Title: President and COO, Ford Motor
Credit Co.

Age: 50

Ford Motor Co. career highlights:

  • 1995: Executive vice president, international financing operations

  • 1994: Vice president, new business development, Ford Credit Diversified Operations

  • 1993: Executive director, strategic planning and external affairs, Ford Financial Services Group

  • 1990: Director of strategy and advanced planning, car product development

  • 1989: Dallas district operations manager, Lincoln Mercury Division; regional marketing manager, Ford Division Central Region

  • 1987: Manager, car marketing plans, Ford Division

  • 1985: Truck and powertrain marketing plans manager, Ford Division

  • 1973: Truck operations engineer

  • Ford Motor Credit Co. is tightening credit standards in light of the recession, job losses and growing repossessions and bankruptcies. And Ford Motor Co. CFO Martin Inglis warns that its credit arm may have to crack down even more.

    That will be the top challenge for Greg Smith, 50, who took over the helm of Ford Credit from Don Winkler, who resigned on Dec. 14.

    Ford Credit already has been taking steps to tighten standards for the past 12 to 18 months, according to A.J. Wagner, Ford Credit executive vice president. He wouldn’t disclose details, but he said the captive has:

    • Raised rates on its highest-risk loans.

    • Reduced the number of long-term loans over 60 months.

    • Raised its loan-to-value standards in some cases.

    Tighter standards are bad news for dealers because they depend heavily on finance and insurance income.

    Feeling the effects

    Ford dealer Dan Ramirez said he is feeling the effects, although dealers in other regions said they have not noticed any dramatic tightening.

    “They’re tightening, no doubt about it; I’ve really noticed it since Sept. 11,” said Ramirez, who owns Ramirez Ford in Rio Grande City, Texas. He said Ford Credit still will negotiate to get customers qualified, for example, requiring a bigger down payment.

    Red ink

    Inglis said Dec. 5 that losses at the captive finance company will be higher than expected. That forced Ford Credit to increase its reserves for future losses — which already were at $1.9 billion at the end of the third quarter, up 73.6 percent from a year earlier.

    Inglis said that to conserve cash, Ford Credit also will not pay the parent company a dividend at the end of the year.

    Ford Credit’s poor performance was bad news for Winkler. Fairly or unfairly, Winkler is taking the blame for credit decisions that, according to Ford Credit, look too risky in hindsight.

    Smith, Ford Credit COO, keeps his present titles, and the company will shelve the titles of Ford Credit chairman and CEO.

    Ford Credit’s tightening follows even more drastic cutbacks by most of the big banks in auto lending.

    General Motors Acceptance Corp. said in a written statement on Dec. 5 that it is not changing its policies, but GMAC has a more conservative approach than Ford.

    For instance, GMAC largely stayed out of the short-term lease boom Ford Credit sparked in the mid-1990s.
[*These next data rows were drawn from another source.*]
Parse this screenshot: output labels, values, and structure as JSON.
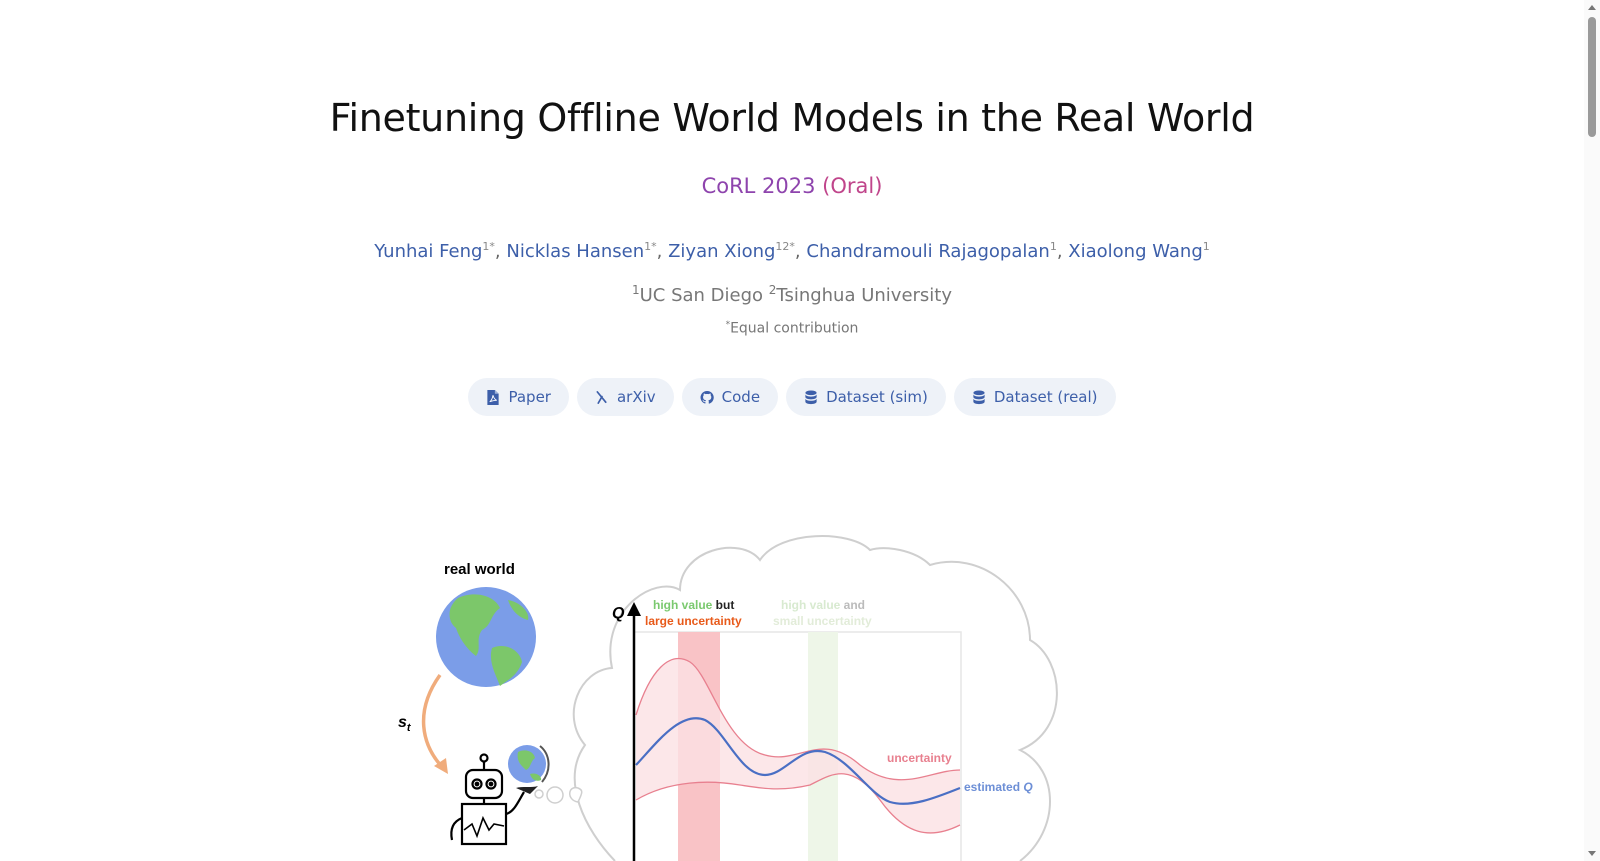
{
  "title": "Finetuning Offline World Models in the Real World",
  "venue": {
    "conference": "CoRL 2023",
    "tag": "(Oral)"
  },
  "authors": [
    {
      "name": "Yunhai Feng",
      "sup": "1*"
    },
    {
      "name": "Nicklas Hansen",
      "sup": "1*"
    },
    {
      "name": "Ziyan Xiong",
      "sup": "12*"
    },
    {
      "name": "Chandramouli Rajagopalan",
      "sup": "1"
    },
    {
      "name": "Xiaolong Wang",
      "sup": "1"
    }
  ],
  "affiliations": [
    {
      "sup": "1",
      "name": "UC San Diego"
    },
    {
      "sup": "2",
      "name": "Tsinghua University"
    }
  ],
  "note": {
    "sup": "*",
    "text": "Equal contribution"
  },
  "links": [
    {
      "label": "Paper",
      "icon": "file-pdf-icon"
    },
    {
      "label": "arXiv",
      "icon": "arxiv-icon"
    },
    {
      "label": "Code",
      "icon": "github-icon"
    },
    {
      "label": "Dataset (sim)",
      "icon": "database-icon"
    },
    {
      "label": "Dataset (real)",
      "icon": "database-icon"
    }
  ],
  "figure": {
    "real_world_label": "real world",
    "state_label": "s",
    "state_sub": "t",
    "q_axis_label": "Q",
    "region1_line1_a": "high value",
    "region1_line1_b": " but",
    "region1_line2": "large uncertainty",
    "region2_line1_a": "high value",
    "region2_line1_b": " and",
    "region2_line2": "small uncertainty",
    "uncertainty_label": "uncertainty",
    "estimated_label": "estimated ",
    "estimated_q": "Q"
  },
  "colors": {
    "author_link": "#3d5fa9",
    "venue": "#8e44ad",
    "venue_tag": "#c0458b",
    "estimated_q": "#4a6fc4",
    "uncertainty": "#e8808f",
    "high_value": "#7bc96f",
    "large_uncertainty": "#e85a1a"
  }
}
Short-term leases generated huge losses for Ford Credit and other lenders in the late 1990s because of lower-than-expected residual values of off-lease vehicles.

    Ramirez said he has talked with other Ford dealers in some markets who estimate that as many as 25 percent of their customers could be “automatic turndowns” under Ford’s tighter guidelines.

    But Ralph Seekins, chairman of the Ford Division National Dealer Council, thinks otherwise. “I don’t think there’s going to be this knee-jerk overtightening to where it’s going to result in a loss of business — not in the loss of good business, anyway,” he said. Seekins owns Seekins Ford-Lincoln-Mercury in Fairbanks, Alaska.

    Wagner estimated that 95 percent of the tightening at Ford Credit has been implemented.

    He said Ford Credit rarely turns down an application without at least some attempt to get the deal done — perhaps asking for a bigger down payment or a better-qualified co-signer.

    “I don’t think dealers should anticipate anything dramatic,” he said. “Having said that, if the recession turns into a depression at some time in the future, that’s different."